= Cyrille-Hector-Octave Côté =

Canadian politician

Cyrille-Hector-Octave Côté (September 1, 1809 - October 4, 1850) was a medical doctor and political figure in Lower Canada.

He was born Cyrille-Hector Côté in Quebec City in 1809, of Acadian descent, and studied at the Petit Séminaire de Québec and the Petit Séminaire de Montréal. He became a teacher. In 1831, he started the study of medicine at McGill College, but transferred to the University of Vermont shortly afterwards. Although he graduated with a medical certificate there in October 1831, he was at first not allowed to practice in Lower Canada because he had completed his studies in less than five years. However, in April 1832, he was given his license and entered practice at Sainte-Marguerite-de-Blairfindie. In 1833, he moved to Napierville. Later that year, he married Margaret Yelloby Jobson, the daughter of a prosperous local farmer.

In 1834, he was elected to the Legislative Assembly of Lower Canada for L'Acadie and was a radical member of the Parti patriote. Côté became a leader for the Patriote movement in his region and joined Les Fils de la Liberté. After a price was set on his head, he left for the United States. Although originally supporting Louis-Joseph Papineau, he now allied himself with Robert Nelson and helped prepare a declaration of independence for Lower Canada. On February 28, 1838, with Nelson, he led a group of Patriotes into Lower Canada; they were quickly dispersed. The American authorities arrested the group's leaders because the United States were officially neutral in this dispute but they were released shortly afterwards. At this point, Côté began to organize a group known as the Frères chasseurs. In November 1838, Nelson and Côté took over the village of Napierville but were again defeated by volunteer troops loyal to the British. He returned to the practice of medicine and settled at Swanton, Vermont. By 1840, he had abandoned the Patriote movement and moved to Chazy, New York the following year.
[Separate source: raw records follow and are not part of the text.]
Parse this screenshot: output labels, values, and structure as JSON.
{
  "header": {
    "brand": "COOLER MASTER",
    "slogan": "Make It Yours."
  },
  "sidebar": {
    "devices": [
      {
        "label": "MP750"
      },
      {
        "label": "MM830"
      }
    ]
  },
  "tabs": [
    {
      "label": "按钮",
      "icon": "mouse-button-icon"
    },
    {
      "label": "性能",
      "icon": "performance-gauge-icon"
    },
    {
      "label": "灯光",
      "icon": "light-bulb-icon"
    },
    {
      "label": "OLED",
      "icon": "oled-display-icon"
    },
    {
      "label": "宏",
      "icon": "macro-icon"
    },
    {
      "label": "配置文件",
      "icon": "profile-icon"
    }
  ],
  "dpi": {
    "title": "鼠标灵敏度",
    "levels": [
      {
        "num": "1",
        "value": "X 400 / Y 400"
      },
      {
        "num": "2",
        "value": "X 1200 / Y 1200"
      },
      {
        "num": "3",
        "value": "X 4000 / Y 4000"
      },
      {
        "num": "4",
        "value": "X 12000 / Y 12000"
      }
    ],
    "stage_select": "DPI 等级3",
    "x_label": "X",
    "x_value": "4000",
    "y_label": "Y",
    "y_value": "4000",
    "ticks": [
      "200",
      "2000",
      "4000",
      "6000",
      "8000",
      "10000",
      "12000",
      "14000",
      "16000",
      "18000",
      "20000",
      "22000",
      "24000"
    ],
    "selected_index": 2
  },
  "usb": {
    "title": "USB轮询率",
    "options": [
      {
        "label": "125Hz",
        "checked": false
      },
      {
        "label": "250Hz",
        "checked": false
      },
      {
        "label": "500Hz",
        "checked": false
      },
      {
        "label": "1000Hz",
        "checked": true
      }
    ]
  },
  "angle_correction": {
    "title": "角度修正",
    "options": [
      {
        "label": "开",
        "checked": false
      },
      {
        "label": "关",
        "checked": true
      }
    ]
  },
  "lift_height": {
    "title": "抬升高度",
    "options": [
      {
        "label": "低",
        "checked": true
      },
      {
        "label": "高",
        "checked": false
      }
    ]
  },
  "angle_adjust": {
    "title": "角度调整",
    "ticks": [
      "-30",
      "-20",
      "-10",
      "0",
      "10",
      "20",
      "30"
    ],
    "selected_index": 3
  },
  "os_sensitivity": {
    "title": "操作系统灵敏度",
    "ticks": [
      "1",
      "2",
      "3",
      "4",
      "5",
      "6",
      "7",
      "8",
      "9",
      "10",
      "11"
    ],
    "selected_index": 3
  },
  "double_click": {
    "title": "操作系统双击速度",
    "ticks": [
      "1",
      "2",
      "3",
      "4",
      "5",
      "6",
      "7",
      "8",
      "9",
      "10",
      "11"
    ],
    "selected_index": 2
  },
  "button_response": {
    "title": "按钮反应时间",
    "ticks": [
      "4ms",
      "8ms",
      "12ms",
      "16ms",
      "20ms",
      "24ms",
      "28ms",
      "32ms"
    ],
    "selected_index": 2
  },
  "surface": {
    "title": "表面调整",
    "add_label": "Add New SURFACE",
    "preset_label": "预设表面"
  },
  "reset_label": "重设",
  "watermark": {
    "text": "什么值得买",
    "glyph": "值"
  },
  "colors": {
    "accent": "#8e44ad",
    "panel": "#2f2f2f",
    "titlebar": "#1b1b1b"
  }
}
He returned to Lower Canada in 1843, now a preacher for the Baptist faith. In 1844, he was ordained a Baptist minister and settled at Saint-Pie, Quebec. In 1848, he went to Philadelphia and helped prepare pamphlets to educate people about the Baptist faith, as well as translating an existing work into French. In 1849, he went to Sainte-Marie-de-Monnoir (later Marieville, Quebec).

He died in Hinesburg, Vermont in 1850, after suffering a heart attack while attending a Baptist meeting there.